Really good hands-on sourcers rarely try to create perfect” search strings so that they would only show relevant results or would cover all of the relevant results. While it’s a nice search exercise, the truth is that it is quite often not possible and is not our goal. What matters is not the search string, but the “top” results that makes sense to look into further, and the top potential prospects to call on the phone.

What helps the sourcing productivity – big time! – is using parsing, filtering, and sorting within the results we get from general web searches (sometimes with the use of parsing tools).

I have been hesitating giving a webinar on MS Excel since I am not sure of a “sexy” title for it (let me know if you can come up with one 🙂 ), but I believe that Excel remains a must-use tool for any sourcer or recruiter. As with Google’s advanced operators, we can do most of useful work in Excel with just a few of its capabilities.

Let me list some here.

1) The Data menu has the Sort and the “Remove duplicates” (a.k.a. Advanced) functions available.

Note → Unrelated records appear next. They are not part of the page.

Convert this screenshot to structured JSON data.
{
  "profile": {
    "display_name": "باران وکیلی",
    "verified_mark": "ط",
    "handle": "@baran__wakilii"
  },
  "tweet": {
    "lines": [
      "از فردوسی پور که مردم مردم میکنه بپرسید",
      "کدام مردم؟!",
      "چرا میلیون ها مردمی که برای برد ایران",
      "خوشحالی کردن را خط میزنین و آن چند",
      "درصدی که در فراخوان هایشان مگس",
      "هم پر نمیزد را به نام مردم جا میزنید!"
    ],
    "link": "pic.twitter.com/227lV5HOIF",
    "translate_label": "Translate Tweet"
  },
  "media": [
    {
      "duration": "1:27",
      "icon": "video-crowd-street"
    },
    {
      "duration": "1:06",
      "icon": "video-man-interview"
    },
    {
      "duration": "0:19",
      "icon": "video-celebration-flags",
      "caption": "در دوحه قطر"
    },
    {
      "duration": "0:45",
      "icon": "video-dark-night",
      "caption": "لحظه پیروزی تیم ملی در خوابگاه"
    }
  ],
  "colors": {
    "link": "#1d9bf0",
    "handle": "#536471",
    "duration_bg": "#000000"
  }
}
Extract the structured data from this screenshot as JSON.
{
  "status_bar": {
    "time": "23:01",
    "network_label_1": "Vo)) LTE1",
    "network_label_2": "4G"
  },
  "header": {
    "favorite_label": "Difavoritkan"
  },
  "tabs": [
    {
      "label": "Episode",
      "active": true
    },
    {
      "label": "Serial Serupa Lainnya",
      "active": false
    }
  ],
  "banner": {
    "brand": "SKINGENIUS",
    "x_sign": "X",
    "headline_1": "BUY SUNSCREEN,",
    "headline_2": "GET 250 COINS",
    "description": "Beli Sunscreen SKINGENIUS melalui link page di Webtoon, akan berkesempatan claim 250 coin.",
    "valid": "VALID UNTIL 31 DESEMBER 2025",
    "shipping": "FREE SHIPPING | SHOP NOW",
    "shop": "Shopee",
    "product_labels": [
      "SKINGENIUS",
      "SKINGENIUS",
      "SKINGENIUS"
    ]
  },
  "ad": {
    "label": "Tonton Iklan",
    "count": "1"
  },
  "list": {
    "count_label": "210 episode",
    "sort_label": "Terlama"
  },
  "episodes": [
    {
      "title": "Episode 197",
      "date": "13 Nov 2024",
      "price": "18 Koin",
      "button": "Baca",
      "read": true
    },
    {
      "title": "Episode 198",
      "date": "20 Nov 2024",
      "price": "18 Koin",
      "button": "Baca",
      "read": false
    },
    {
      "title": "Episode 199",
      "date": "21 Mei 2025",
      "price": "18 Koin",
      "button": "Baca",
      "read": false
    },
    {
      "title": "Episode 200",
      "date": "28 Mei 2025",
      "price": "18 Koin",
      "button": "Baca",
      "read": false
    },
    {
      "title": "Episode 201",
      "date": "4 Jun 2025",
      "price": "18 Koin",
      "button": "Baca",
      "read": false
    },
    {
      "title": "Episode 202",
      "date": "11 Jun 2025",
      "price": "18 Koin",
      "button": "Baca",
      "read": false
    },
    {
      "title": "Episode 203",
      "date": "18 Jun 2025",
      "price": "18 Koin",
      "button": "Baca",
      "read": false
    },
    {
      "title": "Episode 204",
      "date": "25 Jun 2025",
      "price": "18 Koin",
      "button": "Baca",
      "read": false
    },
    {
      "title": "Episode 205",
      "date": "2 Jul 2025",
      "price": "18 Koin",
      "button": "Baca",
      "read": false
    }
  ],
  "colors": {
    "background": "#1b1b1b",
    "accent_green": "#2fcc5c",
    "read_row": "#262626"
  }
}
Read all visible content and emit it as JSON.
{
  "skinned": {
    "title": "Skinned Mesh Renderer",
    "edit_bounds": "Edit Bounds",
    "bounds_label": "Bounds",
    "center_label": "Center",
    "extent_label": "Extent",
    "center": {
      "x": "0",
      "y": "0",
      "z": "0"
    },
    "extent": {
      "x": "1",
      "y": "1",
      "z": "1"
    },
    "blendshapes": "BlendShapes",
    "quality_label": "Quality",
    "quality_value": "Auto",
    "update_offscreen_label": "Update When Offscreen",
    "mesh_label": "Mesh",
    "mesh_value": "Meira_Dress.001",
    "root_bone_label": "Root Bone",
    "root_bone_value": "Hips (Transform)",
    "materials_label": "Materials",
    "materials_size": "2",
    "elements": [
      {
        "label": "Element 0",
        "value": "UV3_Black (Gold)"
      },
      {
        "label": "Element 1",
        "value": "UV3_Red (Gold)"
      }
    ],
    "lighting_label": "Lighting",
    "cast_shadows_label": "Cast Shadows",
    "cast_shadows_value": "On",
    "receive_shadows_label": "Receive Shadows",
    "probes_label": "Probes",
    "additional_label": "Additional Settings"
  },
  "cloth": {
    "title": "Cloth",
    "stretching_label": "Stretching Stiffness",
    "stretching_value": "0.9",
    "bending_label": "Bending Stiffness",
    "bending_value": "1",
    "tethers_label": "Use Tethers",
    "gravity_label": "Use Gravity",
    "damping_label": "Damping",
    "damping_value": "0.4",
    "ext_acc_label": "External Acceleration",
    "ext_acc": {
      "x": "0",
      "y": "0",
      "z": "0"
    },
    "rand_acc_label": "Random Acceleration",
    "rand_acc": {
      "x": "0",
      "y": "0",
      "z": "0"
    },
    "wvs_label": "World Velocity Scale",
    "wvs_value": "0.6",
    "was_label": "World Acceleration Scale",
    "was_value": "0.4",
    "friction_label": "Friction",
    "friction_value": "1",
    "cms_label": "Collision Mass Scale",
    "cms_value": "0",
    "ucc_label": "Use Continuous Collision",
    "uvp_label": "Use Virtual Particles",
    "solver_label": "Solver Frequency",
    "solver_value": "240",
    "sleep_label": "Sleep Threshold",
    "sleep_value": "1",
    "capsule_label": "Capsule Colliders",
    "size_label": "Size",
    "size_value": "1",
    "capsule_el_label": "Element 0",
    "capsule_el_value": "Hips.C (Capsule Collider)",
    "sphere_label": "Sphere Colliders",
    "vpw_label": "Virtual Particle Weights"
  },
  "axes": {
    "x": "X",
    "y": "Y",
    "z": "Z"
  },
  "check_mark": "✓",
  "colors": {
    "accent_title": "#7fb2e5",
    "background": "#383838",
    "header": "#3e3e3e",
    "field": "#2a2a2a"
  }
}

2) If you choose “Filter” you are able to pick only cells that have certain substrings in them.

3) There are two magic characters in Excel:

  • * means “any number of characters”
  • ? means “one character”

Example #1: filter a column in Excel with email addresses and select those ending in .?? – you will be getting mostly “international” email addresses such as ending in .uk, .au, etc.

Example #2:

Use ? or * in replace-all function to clean up your cells.

In the example above (that comes from using Outwit Hub along with LinkedIn) replace *key= by <empty string>, then replace &* by <empty string> to get a clean column of IDs.